If You Hate Form Spam, This is the Site for You
This is a new project I’ve been gathering data on for over a year, and I’m going to launch it to the public for the first time. It’s called F.S. (or Form Spammer) Base, and it is an automated collection of all the form comment spam that I have received through contact forms over the past several months, based on a very simple, but surprisingly effective “algorithm” that I developed. As far as I know, there is only one other person who has even had this idea, and I’m not even sure if he has a site for the data…if he has, I haven’t seen it.
Please note that this database contains only form comments that I have received, and does not pertain to email, web forum, or other types of spam…yet (never say never, though).
I have over 2400 attempts logged in the database at the present time, and more are constantly added. As you can see, there are quite a few beauties in there.
I have a few questions I’d like to ask anyone still reading this blog in order to improve upon the concept:
1) What format, if any, would you like me to present this data in (besides the obvious HTML formatting already used) in order to import it into your own spam databases?
2) Is there a microformat that presently exists for this? (I could look, but it might save me some time if someone already knows). If not, I can create my own, no big deal.

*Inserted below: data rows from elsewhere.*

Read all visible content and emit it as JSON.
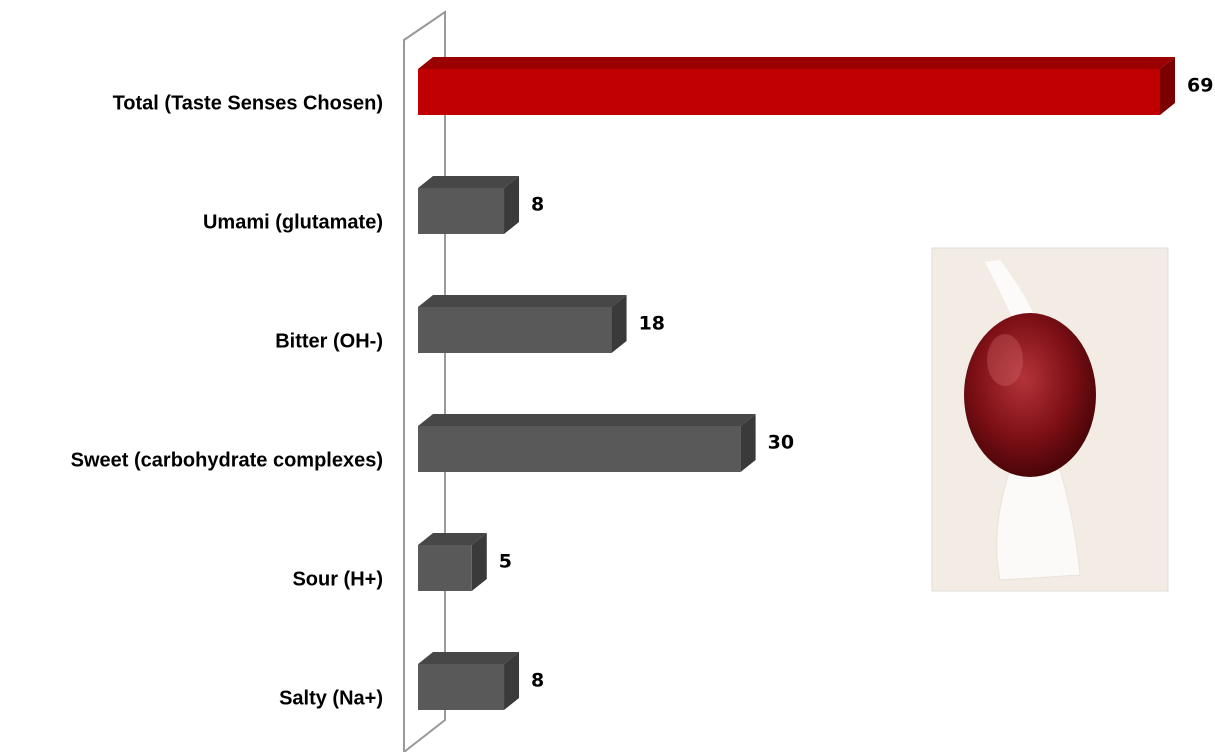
{
  "chart_data": {
    "type": "bar3d_horizontal",
    "categories": [
      "Total (Taste Senses Chosen)",
      "Umami (glutamate)",
      "Bitter (OH-)",
      "Sweet (carbohydrate complexes)",
      "Sour (H+)",
      "Salty (Na+)"
    ],
    "values": [
      69,
      8,
      18,
      30,
      5,
      8
    ],
    "colors": [
      "#c00000",
      "#595959",
      "#595959",
      "#595959",
      "#595959",
      "#595959"
    ]
  }
}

3) My host, Sectorlink, has given me permission to use this data and present it openly as long as I don’t present any pornographic image data or directly link to any sites themselves, since the intent isn’t to openly encourage illicit behavior but rather to fight spam. I don’t think this is an issue, since I’m using Server.HTMLEncode on the spam attempt itself to make sure it shows up as code and not the output, but does anyone see anything that would be obviously pornographic? I’m not talking the text itself, but obvious links to porn sites and lewd images.
4) Does anyone see any false positives?
Any other thoughts would be appreciated.